One month after an arson attack on a historic Israeli church, Jewish suspects have been arrested - and rabbis are raising money to refurbish the church.
On Sunday, Israeli police arrested three Jewish men suspected of torching and daubing Hebrew graffiti on the Church of the Multiplication in the Galilee, where Jesus is said to have fed 5,000 people.
The arrests mark a significant step forward in the investigation, which is being conducted amid heavy international pressure - including from the Vatican - to solve the case and deter other anti-Christian attacks.
As the police continue their investigation, a group of rabbis is engaged in a campaign to restore the church to its former glory - and send a strong message to Israeli society.
Alon Goshen-Gottstein, a London-born, Orthodox-ordained rabbi, has started a crowdfunding campaign for restoration "out of urgency and frustration" - and recruited Knesset speaker Yuli Edelstein to become the first donor.
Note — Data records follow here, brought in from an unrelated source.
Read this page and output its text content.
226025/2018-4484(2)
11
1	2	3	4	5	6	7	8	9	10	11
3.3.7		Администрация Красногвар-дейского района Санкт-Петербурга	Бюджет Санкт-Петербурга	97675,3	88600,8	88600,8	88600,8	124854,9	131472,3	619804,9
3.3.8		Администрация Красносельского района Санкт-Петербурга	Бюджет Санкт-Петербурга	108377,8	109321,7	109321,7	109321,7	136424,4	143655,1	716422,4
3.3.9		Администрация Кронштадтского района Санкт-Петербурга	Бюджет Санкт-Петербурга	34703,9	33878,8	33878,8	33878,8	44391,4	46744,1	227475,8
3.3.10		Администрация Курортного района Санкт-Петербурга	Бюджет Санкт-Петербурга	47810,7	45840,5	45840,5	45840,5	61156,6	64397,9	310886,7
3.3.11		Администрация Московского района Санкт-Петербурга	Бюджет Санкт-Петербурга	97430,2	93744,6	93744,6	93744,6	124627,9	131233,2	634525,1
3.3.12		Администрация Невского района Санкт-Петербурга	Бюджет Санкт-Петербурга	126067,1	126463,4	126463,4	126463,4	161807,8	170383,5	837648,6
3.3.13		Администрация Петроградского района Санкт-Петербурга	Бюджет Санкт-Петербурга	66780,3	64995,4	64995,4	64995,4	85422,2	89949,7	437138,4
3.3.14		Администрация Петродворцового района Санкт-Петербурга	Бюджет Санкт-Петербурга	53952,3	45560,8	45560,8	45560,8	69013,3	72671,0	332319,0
So far, he has raised 80 per cent of his £8,500 target.
The campaign has attracted support in Orthodox circles beyond the liberal Orthodox camp that tends to support interfaith initiatives.
Nachum Rabinowitz, head of the main yeshivah in the settlement of Ma'ale Adumim and an icon of the Israeli settler-right, has thrown his weight behind it - followed by many other rabbis.
Rabbi Goshen-Gottstein, director of the Elijah Interfaith Institute, said: "Condemnation of the attack alone is trite - it doesn't deliver a message that is strong enough."
He hopes that Christians will feel Jewish friendship as a result of the campaign, and that Jews will begin to question the view held by some rabbinic authorities that "idolatrous" Christians should be shunned.
The news of Orthodox rabbis helping to rebuild the church will, he said, move this conversation forward.